Through a graphic, Blockdata’s team accentuated that by many measures, traditional merchant payment processors, like Visa and Mastercard, pale in comparison to Bitcoin, XRP, and other digital assets in this age. In fact, as the analytics startup estimated, merchants would see their margins swell by up to 4% if they accepted crypto instead of fiat on credit/debit cards.
As was depicted, a $1,000 purchase through Visa dwindles to $944.20 after all is done and dusted. The financial services firm charges $25.10 as an interchange fee, an intermediary payment processor, PayPal in this case, takes $29.30, and at last, $1.40 is taken as an “assessment fee.” And with that, the end online merchant receives only $944.20 from the $1,000 transaction. It’s the same (slightly worse) with Mastercard.
With crypto, on the other hand, fees across the board are drastically slashed. In a $1,000 Bitcoin transaction, BlockData estimated that the merchant at the end of the equation gets $974.22 deposited in its bank account, if transaction fees are $5 (they aren’t, by the way) and crypto-to-fiat platforms charge a 1% fee. The difference between $944.20 and $974.22 doesn’t seem that noticeable, but it would have a large effect on the retail economy.

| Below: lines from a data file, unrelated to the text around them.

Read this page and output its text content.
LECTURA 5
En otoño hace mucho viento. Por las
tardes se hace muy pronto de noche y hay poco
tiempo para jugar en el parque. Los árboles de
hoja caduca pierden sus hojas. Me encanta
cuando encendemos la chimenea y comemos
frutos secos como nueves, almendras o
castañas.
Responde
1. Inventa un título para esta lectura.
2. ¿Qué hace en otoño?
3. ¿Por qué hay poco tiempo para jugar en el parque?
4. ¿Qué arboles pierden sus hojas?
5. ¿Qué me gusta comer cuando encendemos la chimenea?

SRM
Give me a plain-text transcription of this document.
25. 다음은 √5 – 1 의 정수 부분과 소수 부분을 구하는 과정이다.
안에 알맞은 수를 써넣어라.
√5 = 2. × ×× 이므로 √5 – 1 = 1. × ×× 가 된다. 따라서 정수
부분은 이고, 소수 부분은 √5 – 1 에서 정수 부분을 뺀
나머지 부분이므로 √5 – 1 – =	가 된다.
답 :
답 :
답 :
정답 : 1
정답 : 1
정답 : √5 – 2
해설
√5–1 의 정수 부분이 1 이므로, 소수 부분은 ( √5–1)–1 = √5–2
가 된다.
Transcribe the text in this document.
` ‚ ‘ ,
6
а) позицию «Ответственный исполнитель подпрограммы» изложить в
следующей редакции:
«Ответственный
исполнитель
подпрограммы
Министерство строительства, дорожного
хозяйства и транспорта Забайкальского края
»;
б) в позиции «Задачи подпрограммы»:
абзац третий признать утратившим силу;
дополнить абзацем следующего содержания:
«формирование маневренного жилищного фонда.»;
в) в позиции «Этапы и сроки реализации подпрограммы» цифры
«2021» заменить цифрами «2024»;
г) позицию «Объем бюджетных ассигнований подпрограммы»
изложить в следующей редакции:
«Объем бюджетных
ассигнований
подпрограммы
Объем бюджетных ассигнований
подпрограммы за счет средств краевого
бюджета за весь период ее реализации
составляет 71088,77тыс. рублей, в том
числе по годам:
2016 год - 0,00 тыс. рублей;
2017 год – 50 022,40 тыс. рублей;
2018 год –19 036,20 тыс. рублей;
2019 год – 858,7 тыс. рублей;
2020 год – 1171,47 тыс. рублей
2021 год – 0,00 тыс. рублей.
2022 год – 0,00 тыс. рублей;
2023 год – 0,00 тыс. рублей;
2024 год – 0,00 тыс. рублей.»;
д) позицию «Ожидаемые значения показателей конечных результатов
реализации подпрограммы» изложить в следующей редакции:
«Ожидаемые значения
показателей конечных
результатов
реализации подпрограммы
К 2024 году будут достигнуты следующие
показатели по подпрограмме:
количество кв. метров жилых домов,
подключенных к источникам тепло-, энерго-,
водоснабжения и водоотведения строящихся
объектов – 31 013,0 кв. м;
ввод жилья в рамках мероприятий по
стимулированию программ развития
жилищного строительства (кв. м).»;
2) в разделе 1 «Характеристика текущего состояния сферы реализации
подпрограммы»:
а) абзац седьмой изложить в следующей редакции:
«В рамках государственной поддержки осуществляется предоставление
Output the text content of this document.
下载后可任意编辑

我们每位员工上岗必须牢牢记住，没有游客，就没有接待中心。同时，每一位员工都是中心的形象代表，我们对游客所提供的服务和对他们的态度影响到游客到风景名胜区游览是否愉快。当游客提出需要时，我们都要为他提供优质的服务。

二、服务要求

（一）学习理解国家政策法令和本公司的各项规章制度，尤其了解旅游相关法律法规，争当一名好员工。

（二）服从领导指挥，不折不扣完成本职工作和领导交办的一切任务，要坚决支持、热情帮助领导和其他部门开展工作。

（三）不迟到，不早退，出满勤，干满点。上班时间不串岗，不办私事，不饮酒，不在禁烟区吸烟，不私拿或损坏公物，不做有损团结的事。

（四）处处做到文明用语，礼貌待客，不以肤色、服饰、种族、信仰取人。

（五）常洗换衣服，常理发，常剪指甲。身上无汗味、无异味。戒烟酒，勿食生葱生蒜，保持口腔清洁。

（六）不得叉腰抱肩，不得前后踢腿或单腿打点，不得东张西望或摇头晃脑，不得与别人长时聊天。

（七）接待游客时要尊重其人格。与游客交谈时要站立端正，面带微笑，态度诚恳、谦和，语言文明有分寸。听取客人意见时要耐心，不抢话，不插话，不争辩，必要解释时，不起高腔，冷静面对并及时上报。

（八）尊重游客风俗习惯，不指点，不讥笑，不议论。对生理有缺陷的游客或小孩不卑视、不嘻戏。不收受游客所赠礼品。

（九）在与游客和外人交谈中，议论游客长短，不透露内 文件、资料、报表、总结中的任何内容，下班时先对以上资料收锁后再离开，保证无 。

And with that, Crypto Michael, an Amsterdam-based trader who reposted BlockData’s chart, claimed that Visa and Mastercard are going to get phased out, as blockchain assets have “outpaced them by a mile” and will “take out the middlemen” making transactions more costly.
Personal anecdote: These statistics aren’t exactly baseless. In fact, mere weeks ago, one of my employers had to pay me through PayPal’s cross-border payment system. Not only did the transaction take days to finalize, but fees surpassed 4%, eating away at my income. If Bitcoin was used, the transaction fee would have likely been under 0.25%, and would have taken less than an hour if blocks were running on schedule. It’s clear to see why so many are taking a liking to cryptocurrencies over their archaic fiat-run counterparts.
Bitcoin Takeover is Already Happening
Cryptocurrencies are evidently cheaper if the proper infrastructure is in place, but is the takeover occurring? Per data cited by Anthony Pompliano, a partner at Morgan Creek Digital, Bitcoin processed $7 billion worth of value on a day earlier this week. While this sounds minuscule on a global scale, Venmo, a PayPal subsidiary, did $62 billion in volume for all of 2018, meaning that “Bitcoin processed more than 11% of Venmo’s annual volume in a single day.” Moreover, statistics recently revealed that Bitcoin’s aggregate transaction value in 2018 surpassed that of PayPal, and has started to approach that of Visa.
With this in mind, some are sure that cryptocurrencies will absolutely surpass fiat systems. As Ethereum World News reported previously, the team at analytics firm DataLight wrote:
“Bitcoin was the first cryptocurrency ever and its code is still imperfect. However, with all of its imperfections, it is still many hundred times faster than the existing wire transfers. Its fees are so small that you can transfer millions of dollars for a dozen cents. This is the reason many financial organizations find it so attractive… Technical improvement of Bitcoin’s network is almost certain to make it the world’s main payment system.”